Elle partit d'un éclat de rire si franc, si communicatif, que Rodolphe en fut encore plus interdit.

—Il n'a que soixante-cinq ans à vous offrir, dit-elle; mais je vous assure que c'est encore quelque chose.... de rassurant.

—Je n'aime pas à vous voir plaisanter avec un amour aussi saint que celui dont les conditions ont été posées par vous.

Zitto! fit-elle en frappant du pied et en regardant si son mari les écoutait. Ne troublez jamais la tranquillité de ce cher homme, candide comme un enfant, et de qui je fais ce que je veux. Il est, ajouta-t-elle, sous ma protection. Si vous saviez avec quelle noblesse il a risqué sa vie et sa fortune parce que j'étais libérale! car il ne partage pas mes opinions politiques. Est-ce aimer cela, monsieur le Français?—Mais ils sont ainsi dans leur famille. Le frère cadet d'Émilio fut trahi par celle qu'il aimait pour un charmant jeune homme. Il s'est passé son épée au travers du cœur, et dix minutes auparavant il a dit à son valet de chambre:—Je tuerais bien mon rival; mais cela ferait trop de chagrin à la diva.

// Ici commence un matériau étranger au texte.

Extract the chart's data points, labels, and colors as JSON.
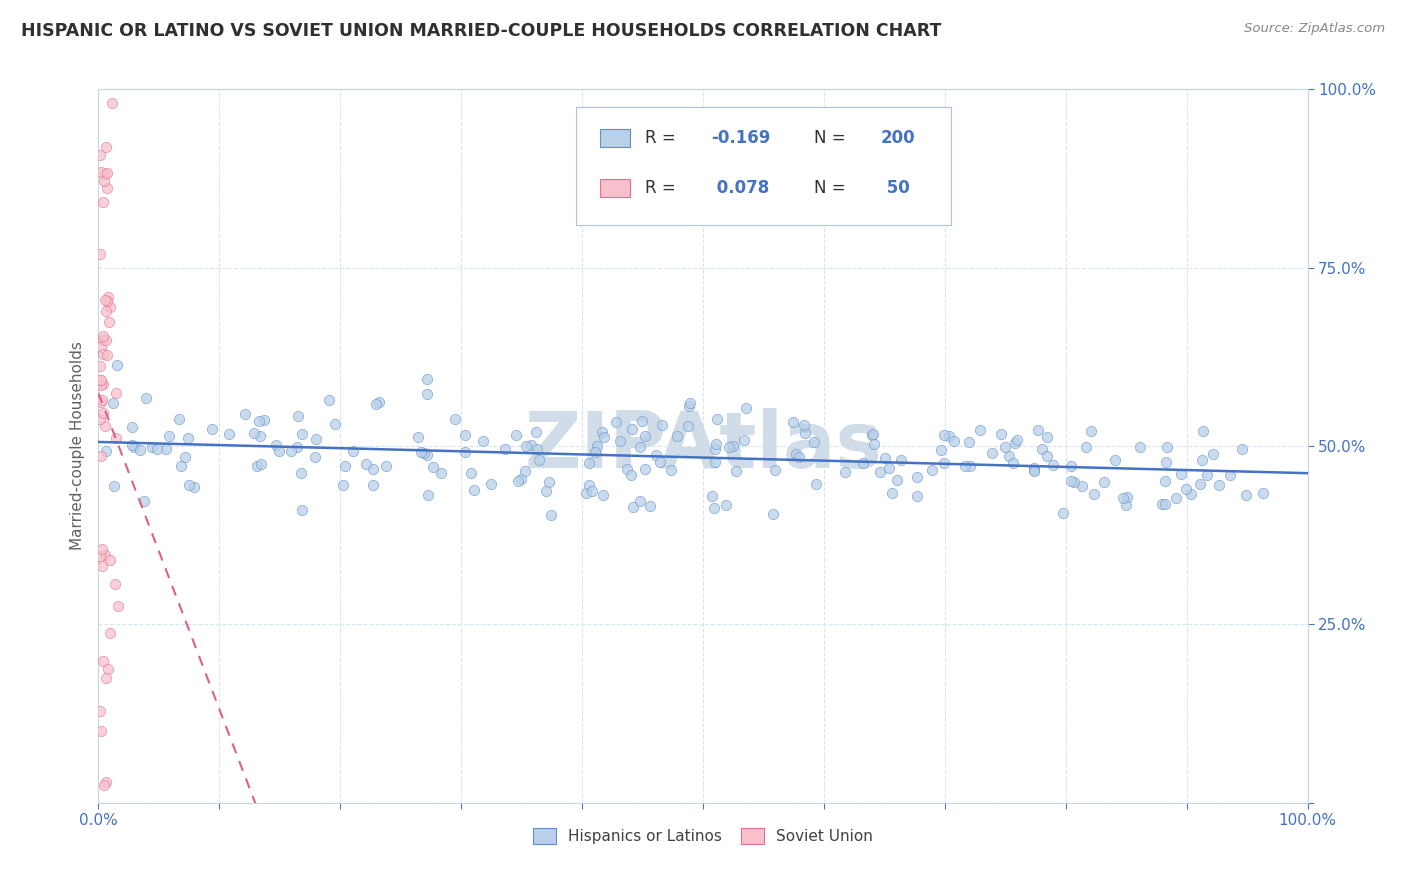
{
  "title": "HISPANIC OR LATINO VS SOVIET UNION MARRIED-COUPLE HOUSEHOLDS CORRELATION CHART",
  "source": "Source: ZipAtlas.com",
  "ylabel": "Married-couple Households",
  "legend_label_blue": "Hispanics or Latinos",
  "legend_label_pink": "Soviet Union",
  "R_blue": -0.169,
  "N_blue": 200,
  "R_pink": 0.078,
  "N_pink": 50,
  "xlim": [
    0.0,
    1.0
  ],
  "ylim": [
    0.0,
    1.0
  ],
  "blue_color": "#b8d0e8",
  "blue_edge_color": "#6090c8",
  "blue_line_color": "#4472c4",
  "pink_color": "#f8c0cc",
  "pink_edge_color": "#e07090",
  "pink_line_color": "#e06080",
  "watermark": "ZIPAtlas",
  "watermark_color": "#d0dce8",
  "title_color": "#303030",
  "axis_label_color": "#606060",
  "tick_color": "#4472c4",
  "grid_color": "#d8e4f0",
  "grid_linestyle": "--",
  "legend_box_color": "#e8f0f8",
  "legend_edge_color": "#b0c0d8"
}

Ce mélange de noblesse et de raillerie, de grandeur et d'enfantillage, faisait en ce moment de Francesca la créature la plus attrayante du monde. Le dîner fut, ainsi que la soirée, empreint d'une gaieté que la délivrance des deux réfugiés justifiait, mais qui contrista Rodolphe.

—Serait-elle légère? se disait-il en regagnant la maison Stopfer. Elle a pris part à mon deuil, et moi je n'épouse pas sa joie!

Il se gronda, justifia cette femme-jeune-fille.

—Elle est sans aucune hypocrisie et s'abandonne à ses impressions..., se dit-il. Et je la voudrais comme une Parisienne.